IEA: Oil demand has decreased due to low economic growth

oil demand

The International Energy Agency slashed its estimate for global oil demand growth in 2019 due to the negative signs emerging in the global trade scene, as it revealed in its 2020 energy outlook report.

According to this document, global crude demand declined for the second month in a row in 2019, standing at 1.2 million barrels per day. During the first quarter of the year, it grew by just 0.3 million barrels per day. Estimates in the second quarter so far are that it will remain at 1.2 million barrels. Nonetheless, in its report, the organization stresses that it is expected to reach 1.6 million barrels per day in this period.

Volatility in the oil market

The report indicates that volatility has returned to the oil market, with Brent prices going down from $70 to $60 per barrel.

The IEA says that, until recently, the attention focused on the producers. In this sense, it highlights uncertainty regarding several matters, including weakened production in Venezuela, sanctions against Iran, and the Vienna Pact. This uncertain environment is what led to a rebound in oil prices in European markets to over $70 in early April, which lasted until the end of May.

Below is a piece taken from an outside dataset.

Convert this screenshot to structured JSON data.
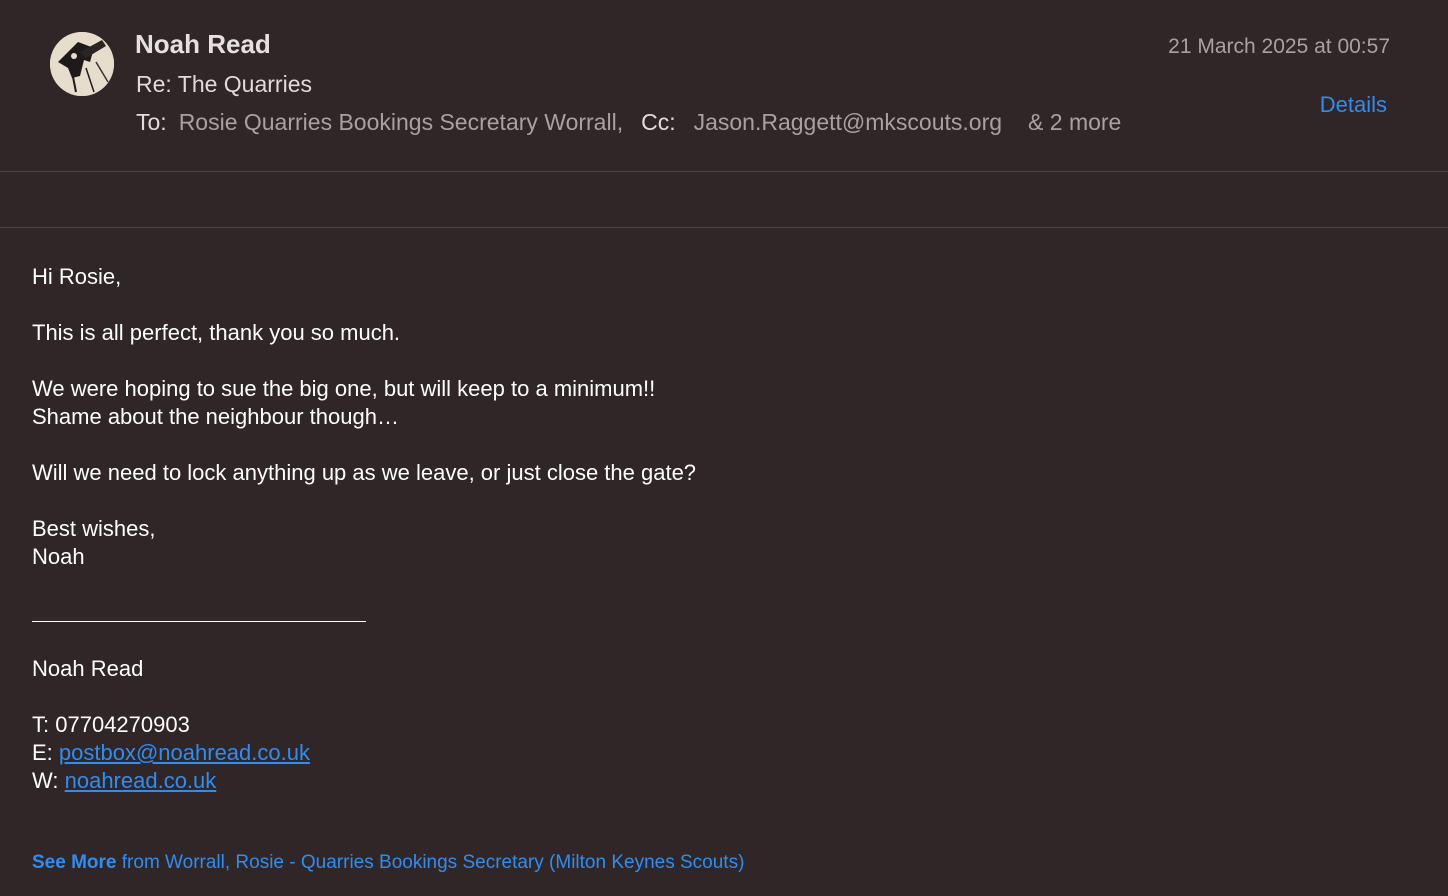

While it is true that prices have decreased, it does not mean that concerns over supplies have completely disappeared. In this sense, we must remember that oil prices went up on Thursday, initially, by 4%, due to the news of the attacks against two oil tankers in the Gulf of Oman. Nonetheless, the rise slowed down throughout the day to then slightly decrease again on Friday.

Oil demand as a reference

The IEA’s report highlights that the main focus is on oil demand, as economic growth (which pushes demand) weakens.

In May, the Organization for Economic Cooperation and Development (OECD) published its 2019 outlook on global GDP. In it, the organization announced a growth by 3.2%, below the previous forecast.

In this scenario, the growth in world trade has slowed down again since the financial crisis ten years ago, according to data from the Netherlands Bureau for Economic Policy Analysis and several Purchasing Managers’ Indexes.

The IEA expects that by 2020, global oil demand will jump to 1.4 million barrels per day, backed by a solid demand among non-OECD countries and the expansion of petrochemical products.

Impact on consumption

The consequences for oil demand are becoming evident, the report states. In the first quarter of 2019, it grew by just 0.3 million barrels per day; this is the lowest for any quarter since the last quarter of 2011.

The main weakness came from OECD member nations, where demand fell by a significant 0.6 million barrels per day, distributed across all regions.

Several factors influenced this decline, including a warm winter in Japan and the deceleration of the petrochemical industry in Europe. Moreover, modest gasoline and diesel demand in the U.S. was added to a decline of the market perspective as a common issue in all regions.

Slower growth in oil demand

By contrast, oil demand rose by 0.9 million barrels per day in non-OECD nations. However, recent data from China show a rise of 0.2 million in April.

On the other hand, this second quarter of 2019 saw global demand rise by 0.1 million barrels. The figure went own compared with the estimate presented last month for the same period. “For now, however, there is optimism that the final stretch of this year and the beginning of next year will see a better economic picture,” the report stresses.

The OECD believes that the global GDP will grow to 3.4% in 2020 if trade disputes are solved and the trust is rebuilt. This suggests that global oil demand could recover from 1.2 million barrels in 2019 to 1.4 million next year.